Meryam glanced at Feyiz, the fourth person at their table. Like his uncle, who had become the new head of the family in the wake of deaths the clan had incurred in the avalanche, Feyiz would not meet her gaze. But Meryam knew Feyiz avoided her eyes out of embarrassment rather than disdain. Kurds were not typically as antagonistic toward women as many other followers of Islam in the Middle East, but judging by Hakan’s behavior, he was an exception.

“Is there anything we can do to speed this process?” Meryam asked.

Hakan stiffened further, chin raised and nostrils flared. His thick, graying beard could not hide the scowl on his lips. He let his gaze linger on Adam’s, trying harder to get the message across.

“My cousin is there now, speaking to a friend in the minister’s office. If bribes will help, we will offer them and simply add the cost to your bill. Until then—”

“Hakan,” Adam interrupted, not hiding his irritation.

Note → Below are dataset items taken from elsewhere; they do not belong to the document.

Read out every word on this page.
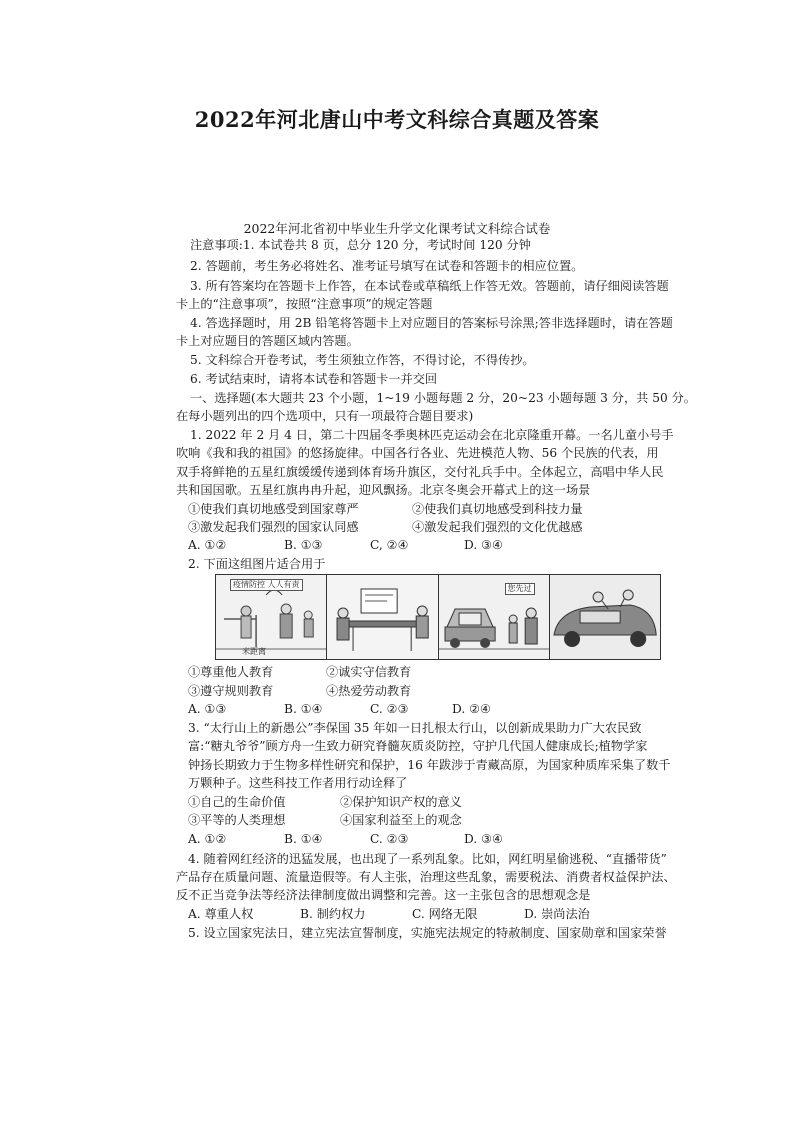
2022年河北唐山中考文科综合真题及答案
2022年河北省初中毕业生升学文化课考试文科综合试卷
注意事项:1. 本试卷共 8 页，总分 120 分，考试时间 120 分钟
2. 答题前，考生务必将姓名、准考证号填写在试卷和答题卡的相应位置。
3. 所有答案均在答题卡上作答，在本试卷或草稿纸上作答无效。答题前，请仔细阅读答题
卡上的“注意事项”，按照“注意事项”的规定答题
4. 答选择题时，用 2B 铅笔将答题卡上对应题目的答案标号涂黑;答非选择题时，请在答题
卡上对应题目的答题区域内答题。
5. 文科综合开卷考试，考生须独立作答，不得讨论，不得传抄。
6. 考试结束时，请将本试卷和答题卡一并交回
一、选择题(本大题共 23 个小题，1~19 小题每题 2 分，20~23 小题每题 3 分，共 50 分。
在每小题列出的四个选项中，只有一项最符合题目要求)
1. 2022 年 2 月 4 日，第二十四届冬季奥林匹克运动会在北京隆重开幕。一名儿童小号手
吹响《我和我的祖国》的悠扬旋律。中国各行各业、先进模范人物、56 个民族的代表，用
双手将鲜艳的五星红旗缓缓传递到体育场升旗区，交付礼兵手中。全体起立，高唱中华人民
共和国国歌。五星红旗冉冉升起，迎风飘扬。北京冬奥会开幕式上的这一场景
①使我们真切地感受到国家尊严	②使我们真切地感受到科技力量
③激发起我们强烈的国家认同感	④激发起我们强烈的文化优越感
A. ①②	B. ①③	C, ②④	D. ③④
2. 下面这组图片适合用于
①尊重他人教育	②诚实守信教育
③遵守规则教育	④热爱劳动教育
A. ①③	B. ①④	C. ②③	D. ②④
3. “太行山上的新愚公”李保国 35 年如一日扎根太行山，以创新成果助力广大农民致
富:“糖丸爷爷”顾方舟一生致力研究脊髓灰质炎防控，守护几代国人健康成长;植物学家
钟扬长期致力于生物多样性研究和保护，16 年跋涉于青藏高原，为国家种质库采集了数千
万颗种子。这些科技工作者用行动诠释了
①自己的生命价值	②保护知识产权的意义
③平等的人类理想	④国家利益至上的观念
A. ①②	B. ①④	C. ②③	D. ③④
4. 随着网红经济的迅猛发展，也出现了一系列乱象。比如，网红明星偷逃税、“直播带货”
产品存在质量问题、流量造假等。有人主张，治理这些乱象，需要税法、消费者权益保护法、
反不正当竞争法等经济法律制度做出调整和完善。这一主张包含的思想观念是
A. 尊重人权	B. 制约权力	C. 网络无限	D. 崇尚法治
5. 设立国家宪法日，建立宪法宣誓制度，实施宪法规定的特赦制度、国家勋章和国家荣誉
疫情防控 人人有责
米距离
您先过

Feyiz gave a brisk shake of his head.

“—all we can do is wait with the rest of them,” Hakan finished.

Meryam gritted her teeth and glanced around the massive, rustic dining room. Three other climbing teams were already assembled there but more would be on the way. Feyiz had spoken to the other guides and learned that all of them were larger parties, most awaiting reinforcements, and all three were financed or led by Arkologists—the people who believed the biblical version of the story of Noah’s ark and had dedicated their lives to finding its resting place. Two of the groups had small documentary crews with them and the third had a crew on the way. Meryam had her fiancé.

“I’m sorry,” Adam said, lowering his voice to be sure only the four of them—the little circle of distrust at their table—could hear. “But this is not going to work if you insist upon—”

Meryam tapped her fingers lightly on the table, drawing the attention of the three men. Anxiety spilled out of Feyiz’s every pore. Adam clamped his mouth shut in frustration. Hakan kept his gaze averted.

“Firstly,” she said quietly, “don’t speak for me, Adam. Don’t be the knight who takes up sword and shield to defend his love. That’s not who we are and you know that.”

Later, he might argue that the circumstances demanded he intervene, but that was for when they were alone together, not a conversation he would venture to have in front of others.